An article worth reading in the Economist: Battles won, a war still lost:
At the last count by the United Nations, in 2003, land under coca in Colombia was down to 86,300 hectares (213,200 acres) from a peak of 163,300 hectares in 2000. In 2004, contractors working for the United States sprayed herbicide on 136,555 hectares of coca, a similar amount to the previous year. That points to a further decline in cocaine production last year, according to John Walters, who heads the United States Office of National Drug Control Policy (ONDCP).In 2004, almost 150 tonnes of cocaine were seized in the country, a third more than in 2003, while 1,900 cocaine labs were destroyed, 40% more than in 2002. Mr Uribe has extradited 166 Colombians to face drug charges — and probably a life behind bars — in the United States. They include Gilberto Rodrâguez Orejuela, who as head of the Cali drug mob ruled the trade a decade ago. American officials say that they have squeezed the drug revenues of the FARC guerrillas and their right-wing opponents, the AUC. “We’re moving in one direction. The bad guys are losing and the people in Colombia are winning,” says Mr Walters. Those who see it otherwise “want this thing to fail”.
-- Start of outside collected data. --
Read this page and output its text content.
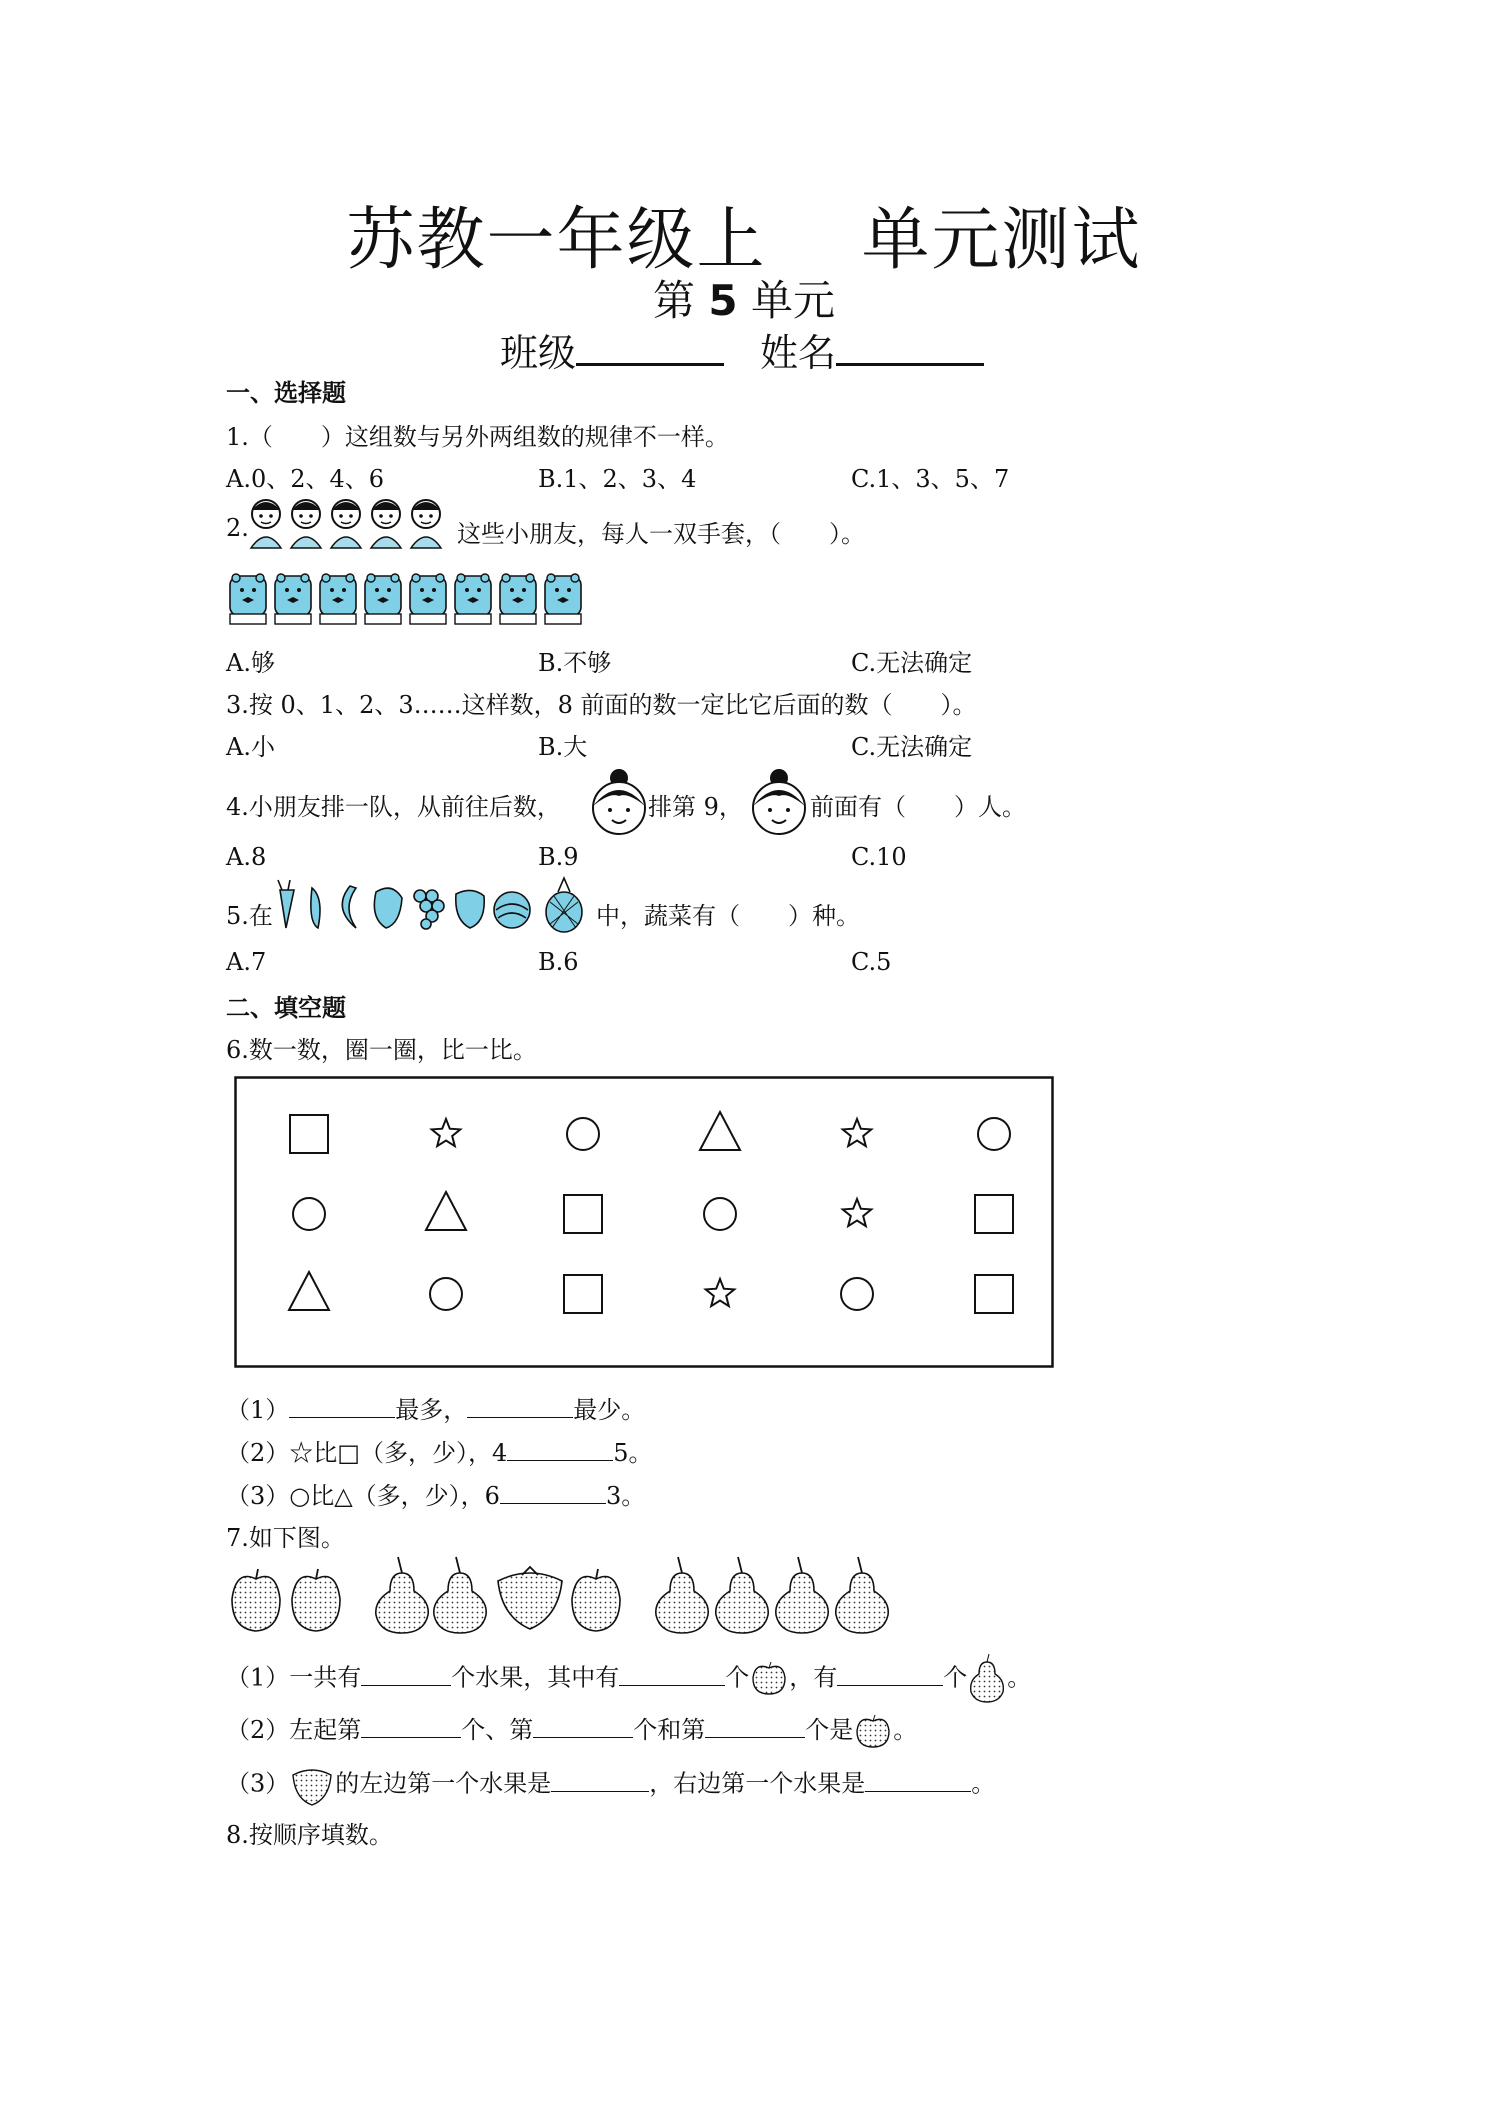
苏教一年级上 单元测试
第 5 单元
班级	姓名
一、选择题
1.（　　）这组数与另外两组数的规律不一样。
A.0、2、4、6	B.1、2、3、4	C.1、3、5、7
2.	这些小朋友，每人一双手套，（　　）。
A.够	B.不够	C.无法确定
3.按 0、1、2、3……这样数，8 前面的数一定比它后面的数（　　）。
A.小	B.大	C.无法确定
4.小朋友排一队，从前往后数，	排第 9，	前面有（　　）人。
A.8	B.9	C.10
5.在	中，蔬菜有（　　）种。
A.7	B.6	C.5
二、填空题
6.数一数，圈一圈，比一比。
（1）	最多，	最少。
（2）☆比□（多，少），4	5。
（3）○比△（多，少），6	3。
7.如下图。
（1）一共有	个水果，其中有	个 ，有	个 。
（2）左起第	个、第	个和第	个是 。
（3） 的左边第一个水果是	，右边第一个水果是	。
8.按顺序填数。
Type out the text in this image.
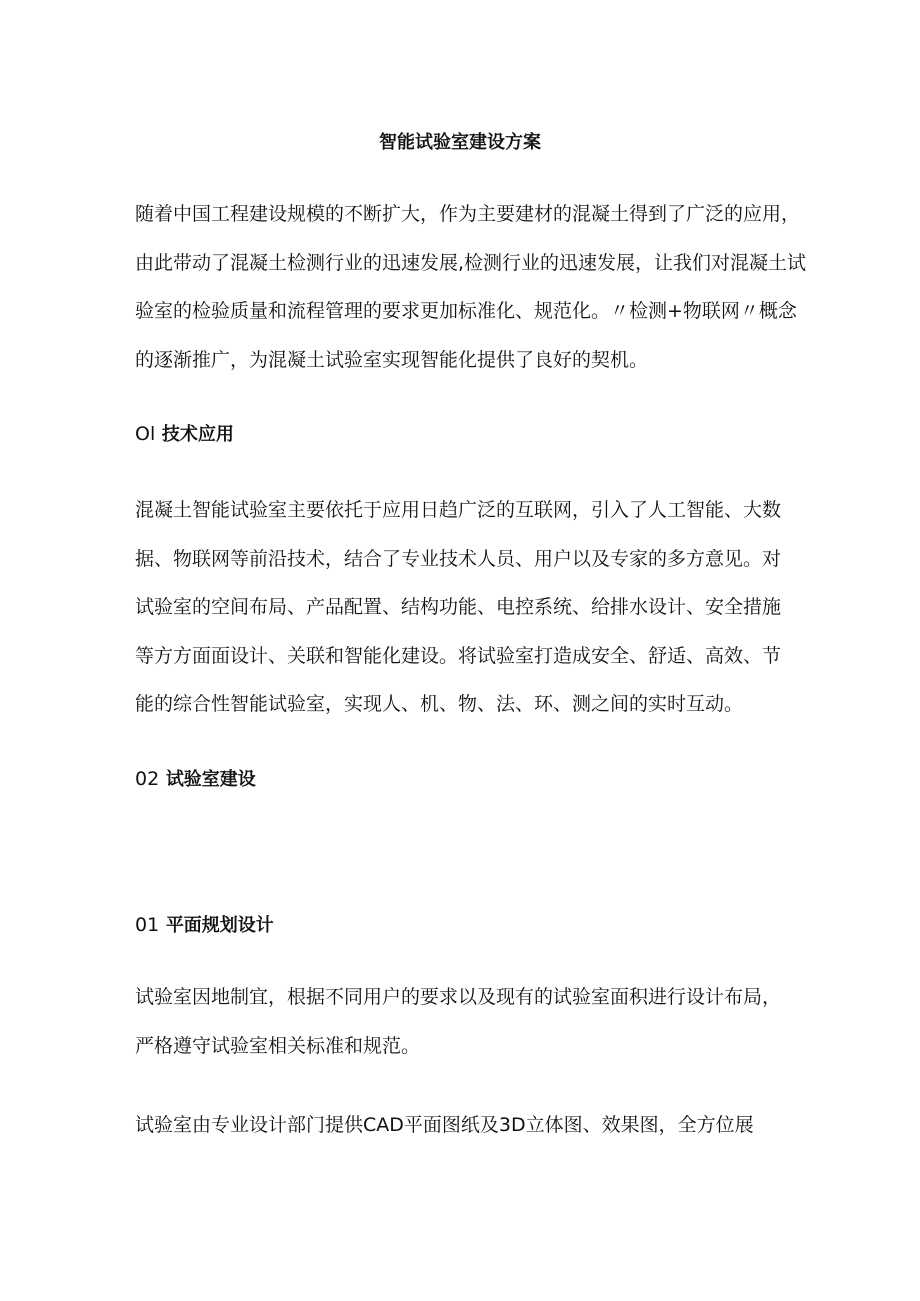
智能试验室建设方案

随着中国工程建设规模的不断扩大，作为主要建材的混凝土得到了广泛的应用，
由此带动了混凝土检测行业的迅速发展,检测行业的迅速发展，让我们对混凝土试
验室的检验质量和流程管理的要求更加标准化、规范化。〃检测+物联网〃概念
的逐渐推广，为混凝土试验室实现智能化提供了良好的契机。

Ol 技术应用

混凝土智能试验室主要依托于应用日趋广泛的互联网，引入了人工智能、大数
据、物联网等前沿技术，结合了专业技术人员、用户以及专家的多方意见。对
试验室的空间布局、产品配置、结构功能、电控系统、给排水设计、安全措施
等方方面面设计、关联和智能化建设。将试验室打造成安全、舒适、高效、节
能的综合性智能试验室，实现人、机、物、法、环、测之间的实时互动。

02 试验室建设
01 平面规划设计

试验室因地制宜，根据不同用户的要求以及现有的试验室面积进行设计布局，
严格遵守试验室相关标准和规范。

试验室由专业设计部门提供CAD平面图纸及3D立体图、效果图，全方位展
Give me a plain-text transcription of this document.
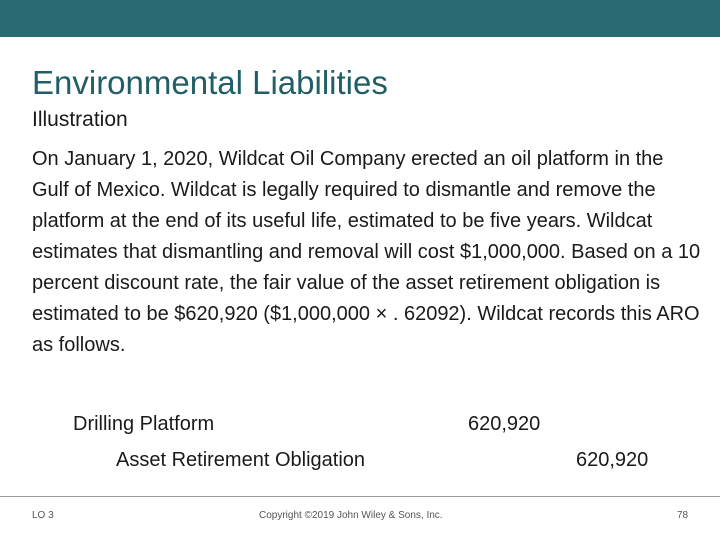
Environmental Liabilities
Illustration
On January 1, 2020, Wildcat Oil Company erected an oil platform in the Gulf of Mexico. Wildcat is legally required to dismantle and remove the platform at the end of its useful life, estimated to be five years. Wildcat estimates that dismantling and removal will cost $1,000,000. Based on a 10 percent discount rate, the fair value of the asset retirement obligation is estimated to be $620,920 ($1,000,000 × . 62092). Wildcat records this ARO as follows.
Drilling Platform	620,920
Asset Retirement Obligation	620,920
LO 3	Copyright ©2019 John Wiley & Sons, Inc.	78
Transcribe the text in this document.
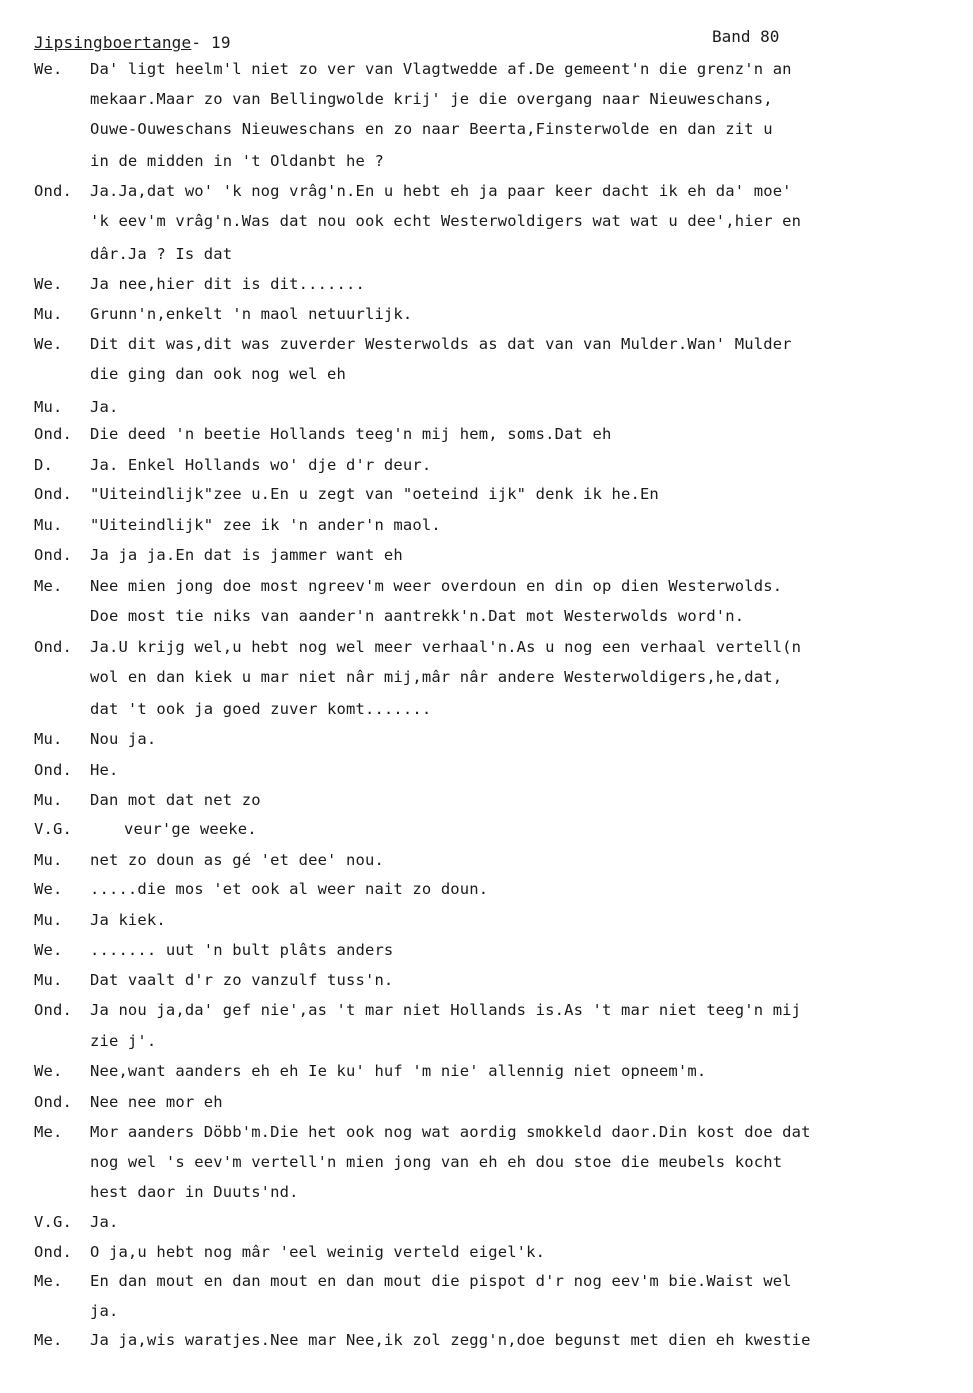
Jipsingboertange- 19	Band 80
We. Da' ligt heelm'l niet zo ver van Vlagtwedde af.De gemeent'n die grenz'n an
mekaar.Maar zo van Bellingwolde krij' je die overgang naar Nieuweschans,
Ouwe-Ouweschans Nieuweschans en zo naar Beerta,Finsterwolde en dan zit u
in de midden in 't Oldanbt he ?
Ond. Ja.Ja,dat wo' 'k nog vrâg'n.En u hebt eh ja paar keer dacht ik eh da' moe'
'k eev'm vrâg'n.Was dat nou ook echt Westerwoldigers wat wat u dee',hier en
dâr.Ja ? Is dat
We. Ja nee,hier dit is dit.......
Mu. Grunn'n,enkelt 'n maol netuurlijk.
We. Dit dit was,dit was zuverder Westerwolds as dat van van Mulder.Wan' Mulder
die ging dan ook nog wel eh
Mu. Ja.
Ond. Die deed 'n beetie Hollands teeg'n mij hem, soms.Dat eh
D. Ja. Enkel Hollands wo' dje d'r deur.
Ond. "Uiteindlijk"zee u.En u zegt van "oeteind ijk" denk ik he.En
Mu. "Uiteindlijk" zee ik 'n ander'n maol.
Ond. Ja ja ja.En dat is jammer want eh
Me. Nee mien jong doe most ngreev'm weer overdoun en din op dien Westerwolds.
Doe most tie niks van aander'n aantrekk'n.Dat mot Westerwolds word'n.
Ond. Ja.U krijg wel,u hebt nog wel meer verhaal'n.As u nog een verhaal vertell(n
wol en dan kiek u mar niet nâr mij,mâr nâr andere Westerwoldigers,he,dat,
dat 't ook ja goed zuver komt.......
Mu. Nou ja.
Ond. He.
Mu. Dan mot dat net zo
V.G.	veur'ge weeke.
Mu. net zo doun as gé 'et dee' nou.
We. .....die mos 'et ook al weer nait zo doun.
Mu. Ja kiek.
We. ....... uut 'n bult plâts anders
Mu. Dat vaalt d'r zo vanzulf tuss'n.
Ond. Ja nou ja,da' gef nie',as 't mar niet Hollands is.As 't mar niet teeg'n mij
zie j'.
We. Nee,want aanders eh eh Ie ku' huf 'm nie' allennig niet opneem'm.
Ond. Nee nee mor eh
Me. Mor aanders Döbb'm.Die het ook nog wat aordig smokkeld daor.Din kost doe dat
nog wel 's eev'm vertell'n mien jong van eh eh dou stoe die meubels kocht
hest daor in Duuts'nd.
V.G. Ja.
Ond. O ja,u hebt nog mâr 'eel weinig verteld eigel'k.
Me. En dan mout en dan mout en dan mout die pispot d'r nog eev'm bie.Waist wel
ja.
Me. Ja ja,wis waratjes.Nee mar Nee,ik zol zegg'n,doe begunst met dien eh kwestie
Yet to many people across and beyond Latin America, the Andean drug trade seems as effective and dangerous as ever. The most telling evidence is the price of cocaine. According to the Washington Office on Latin America, an NGO, the ONDCP’s own figures, released to Congress but not yet to the public, show that in the United States a gram of cocaine wholesaled for $38 in 2003, down from $48 in 2000 and from $100 in 1986, with no fall in purity.
It’s really quite simple. It doesn’t work. In the past, I’ve compared eradication efforts there to this child’s game, and this cartoon fairly accurately depicts interdiction efforts.
Yet we continue to pour money down this black hole and help ruin the lives of Latin American citizens.